Le président Félix-Antoine Tshisekedi Tshilombo a présidé, vendredi 28 août 2026, à la Cité de l’Union africaine à Kinshasa, la 97e réunion ordinaire du Conseil des ministres, au cours de laquelle le gouvernement devait notamment examiner la situation sécuritaire, humanitaire et sanitaire dans l’Est de la République démocratique du Congo (RDC).
Cette réunion intervient dans un contexte marqué par la persistance des tensions et des violences dans l’Est du pays, où les enjeux sécuritaires demeurent étroitement liés à la situation humanitaire et sanitaire des populations.
Sous la direction du chef de l’État, le Conseil des ministres devait procéder à une évaluation de la situation générale du pays et examiner les principales réponses à apporter aux défis auxquels la RDC est confrontée.
Une attention particulière devait être accordée à l’évolution de la situation dans les provinces orientales, confrontées à des déplacements de populations et à une forte pression sur les structures sociales et sanitaires.
Le volet sanitaire figure également parmi les préoccupations de l’exécutif, alors que la RDC poursuit sa riposte contre l’épidémie d’Ebola due au virus Bundibugyo dans l’Est du pays. Les autorités sont ainsi appelées à renforcer la coordination entre les différents secteurs afin de limiter l’impact de cette crise sur des populations déjà fragilisées par les violences.
Le Fonds de régulation économique au menu
Sur le plan économique, le Conseil des ministres devait examiner la réforme du Fonds de régulation économique et dresser un premier bilan de ses résultats.
Cette réforme s’inscrit dans la volonté du gouvernement de renforcer les instruments de régulation et de pilotage de l’économie nationale. L’évaluation de ses premiers résultats devrait permettre d’identifier les acquis, mais également les éventuelles mesures nécessaires pour améliorer son efficacité.
Une nouvelle politique étrangère en préparation
Les travaux de la 97e réunion portent également sur la diplomatie congolaise, avec notamment la préparation de la 13e Conférence diplomatique et l’élaboration de la première politique étrangère formalisée de la RDC.
Cette initiative devrait contribuer à clarifier les orientations de la diplomatie congolaise et à renforcer la cohérence de son action sur la scène internationale.
Dans un environnement régional marqué par les crises sécuritaires et les recompositions géopolitiques, Kinshasa entend ainsi mieux structurer ses relations avec ses partenaires africains et internationaux et défendre ses intérêts nationaux.
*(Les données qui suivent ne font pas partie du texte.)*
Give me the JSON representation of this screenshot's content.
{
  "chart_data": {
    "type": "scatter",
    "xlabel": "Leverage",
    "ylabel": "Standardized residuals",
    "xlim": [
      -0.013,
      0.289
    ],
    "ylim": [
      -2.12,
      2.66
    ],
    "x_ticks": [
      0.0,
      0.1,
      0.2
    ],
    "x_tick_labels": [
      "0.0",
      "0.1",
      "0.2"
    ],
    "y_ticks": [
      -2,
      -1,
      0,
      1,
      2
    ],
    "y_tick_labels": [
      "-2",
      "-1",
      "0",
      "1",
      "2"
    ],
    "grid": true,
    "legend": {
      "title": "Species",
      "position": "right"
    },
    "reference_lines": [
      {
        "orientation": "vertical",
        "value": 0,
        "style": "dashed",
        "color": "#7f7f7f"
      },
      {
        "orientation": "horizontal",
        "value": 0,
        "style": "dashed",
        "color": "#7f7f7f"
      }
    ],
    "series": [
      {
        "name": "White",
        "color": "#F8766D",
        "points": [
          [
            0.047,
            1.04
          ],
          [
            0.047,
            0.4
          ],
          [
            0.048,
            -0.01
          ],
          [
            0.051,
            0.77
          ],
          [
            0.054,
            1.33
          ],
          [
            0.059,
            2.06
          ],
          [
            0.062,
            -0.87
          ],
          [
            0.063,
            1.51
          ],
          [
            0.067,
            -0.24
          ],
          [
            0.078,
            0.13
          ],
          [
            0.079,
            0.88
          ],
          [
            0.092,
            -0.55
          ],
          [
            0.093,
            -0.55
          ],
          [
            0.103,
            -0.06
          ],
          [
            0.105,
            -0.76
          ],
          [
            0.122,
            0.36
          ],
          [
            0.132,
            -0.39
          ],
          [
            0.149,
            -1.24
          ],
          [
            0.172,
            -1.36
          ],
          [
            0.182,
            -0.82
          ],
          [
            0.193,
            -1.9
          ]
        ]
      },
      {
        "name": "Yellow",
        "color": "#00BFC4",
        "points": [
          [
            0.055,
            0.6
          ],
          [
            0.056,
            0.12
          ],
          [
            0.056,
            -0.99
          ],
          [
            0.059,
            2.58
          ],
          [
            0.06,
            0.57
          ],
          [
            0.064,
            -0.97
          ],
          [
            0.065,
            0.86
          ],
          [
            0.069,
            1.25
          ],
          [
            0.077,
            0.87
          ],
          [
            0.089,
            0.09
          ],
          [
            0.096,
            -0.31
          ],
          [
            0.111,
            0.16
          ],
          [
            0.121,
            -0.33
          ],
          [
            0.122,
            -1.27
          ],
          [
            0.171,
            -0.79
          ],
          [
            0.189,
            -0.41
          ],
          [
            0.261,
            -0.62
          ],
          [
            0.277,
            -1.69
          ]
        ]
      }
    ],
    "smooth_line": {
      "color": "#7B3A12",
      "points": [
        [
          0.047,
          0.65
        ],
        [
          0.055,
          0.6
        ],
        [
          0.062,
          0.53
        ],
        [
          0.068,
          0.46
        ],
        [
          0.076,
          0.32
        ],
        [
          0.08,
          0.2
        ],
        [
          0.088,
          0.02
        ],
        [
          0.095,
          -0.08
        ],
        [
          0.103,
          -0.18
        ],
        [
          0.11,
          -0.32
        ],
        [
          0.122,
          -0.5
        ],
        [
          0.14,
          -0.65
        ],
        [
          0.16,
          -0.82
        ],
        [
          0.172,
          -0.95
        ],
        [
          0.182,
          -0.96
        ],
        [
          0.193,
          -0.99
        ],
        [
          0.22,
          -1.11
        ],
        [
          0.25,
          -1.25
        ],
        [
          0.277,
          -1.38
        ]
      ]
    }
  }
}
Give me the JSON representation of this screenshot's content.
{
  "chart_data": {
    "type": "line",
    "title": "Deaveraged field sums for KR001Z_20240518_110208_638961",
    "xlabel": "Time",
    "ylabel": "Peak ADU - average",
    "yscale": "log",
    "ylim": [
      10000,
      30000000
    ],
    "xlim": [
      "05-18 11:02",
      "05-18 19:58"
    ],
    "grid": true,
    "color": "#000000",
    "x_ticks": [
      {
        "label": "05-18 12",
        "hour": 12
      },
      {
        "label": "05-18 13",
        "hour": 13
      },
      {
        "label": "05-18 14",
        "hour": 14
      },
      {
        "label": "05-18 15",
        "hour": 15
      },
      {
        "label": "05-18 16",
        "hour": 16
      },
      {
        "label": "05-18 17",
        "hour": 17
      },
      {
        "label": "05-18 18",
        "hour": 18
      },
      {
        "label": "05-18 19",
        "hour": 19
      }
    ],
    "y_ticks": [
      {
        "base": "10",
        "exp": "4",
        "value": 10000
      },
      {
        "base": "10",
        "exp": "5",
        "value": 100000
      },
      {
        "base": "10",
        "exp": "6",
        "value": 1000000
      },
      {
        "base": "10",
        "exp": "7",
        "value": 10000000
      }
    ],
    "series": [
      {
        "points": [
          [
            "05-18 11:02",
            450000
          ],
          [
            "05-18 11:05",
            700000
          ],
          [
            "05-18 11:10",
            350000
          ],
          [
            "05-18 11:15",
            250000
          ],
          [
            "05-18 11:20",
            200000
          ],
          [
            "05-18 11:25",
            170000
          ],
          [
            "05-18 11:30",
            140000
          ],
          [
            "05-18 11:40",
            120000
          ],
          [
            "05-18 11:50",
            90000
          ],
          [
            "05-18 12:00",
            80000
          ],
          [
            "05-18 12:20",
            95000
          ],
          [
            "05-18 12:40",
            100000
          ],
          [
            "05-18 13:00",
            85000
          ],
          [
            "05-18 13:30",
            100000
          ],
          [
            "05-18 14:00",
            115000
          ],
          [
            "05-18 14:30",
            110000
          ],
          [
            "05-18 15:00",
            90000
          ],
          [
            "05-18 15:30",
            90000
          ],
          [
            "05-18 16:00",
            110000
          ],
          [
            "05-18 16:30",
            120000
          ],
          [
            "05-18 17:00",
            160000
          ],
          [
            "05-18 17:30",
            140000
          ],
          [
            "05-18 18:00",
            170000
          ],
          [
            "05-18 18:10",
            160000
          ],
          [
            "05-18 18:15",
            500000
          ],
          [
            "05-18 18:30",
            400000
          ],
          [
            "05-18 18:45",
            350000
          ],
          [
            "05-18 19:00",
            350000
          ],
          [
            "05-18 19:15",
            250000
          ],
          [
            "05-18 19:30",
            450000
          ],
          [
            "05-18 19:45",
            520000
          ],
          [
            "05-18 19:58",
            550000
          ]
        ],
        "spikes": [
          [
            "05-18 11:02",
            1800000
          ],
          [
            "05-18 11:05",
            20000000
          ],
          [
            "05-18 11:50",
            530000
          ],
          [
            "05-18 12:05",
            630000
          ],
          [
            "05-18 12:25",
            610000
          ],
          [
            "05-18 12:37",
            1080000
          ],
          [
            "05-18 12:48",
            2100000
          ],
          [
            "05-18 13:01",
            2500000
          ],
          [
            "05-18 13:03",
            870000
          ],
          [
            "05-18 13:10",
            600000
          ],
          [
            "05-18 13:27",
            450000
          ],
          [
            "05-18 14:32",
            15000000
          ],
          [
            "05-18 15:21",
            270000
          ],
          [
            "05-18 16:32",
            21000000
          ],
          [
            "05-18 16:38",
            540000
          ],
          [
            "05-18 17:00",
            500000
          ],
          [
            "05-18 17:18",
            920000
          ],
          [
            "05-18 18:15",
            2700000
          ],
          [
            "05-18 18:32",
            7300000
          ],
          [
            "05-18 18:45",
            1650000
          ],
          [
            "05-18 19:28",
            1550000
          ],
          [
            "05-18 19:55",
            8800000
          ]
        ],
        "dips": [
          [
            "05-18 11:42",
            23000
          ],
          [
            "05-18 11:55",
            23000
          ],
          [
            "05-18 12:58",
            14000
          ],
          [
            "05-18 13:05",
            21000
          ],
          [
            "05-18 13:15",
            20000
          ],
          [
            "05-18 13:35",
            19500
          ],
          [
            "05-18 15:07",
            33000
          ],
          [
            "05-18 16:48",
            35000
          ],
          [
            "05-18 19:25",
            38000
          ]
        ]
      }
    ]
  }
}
Kinshasa veut mieux encadrer l’espace numérique
La protection de l’espace informationnel congolais constitue un autre dossier important inscrit à l’ordre du jour.
Le gouvernement devait notamment examiner les mécanismes de régulation des contenus abusifs diffusés sur les réseaux sociaux et les différentes plateformes numériques.
L’objectif affiché est de mieux lutter contre les contenus susceptibles de favoriser la désinformation, la manipulation de l’opinion ou l’exacerbation des tensions, tout en adaptant le dispositif national aux mutations rapides de l’environnement numérique.
Avec cette 97e réunion, l’exécutif congolais entend ainsi faire le point sur les principales urgences nationales et poursuivre la mise en œuvre de ses réformes dans les domaines sécuritaire, sanitaire, économique, diplomatique et numérique.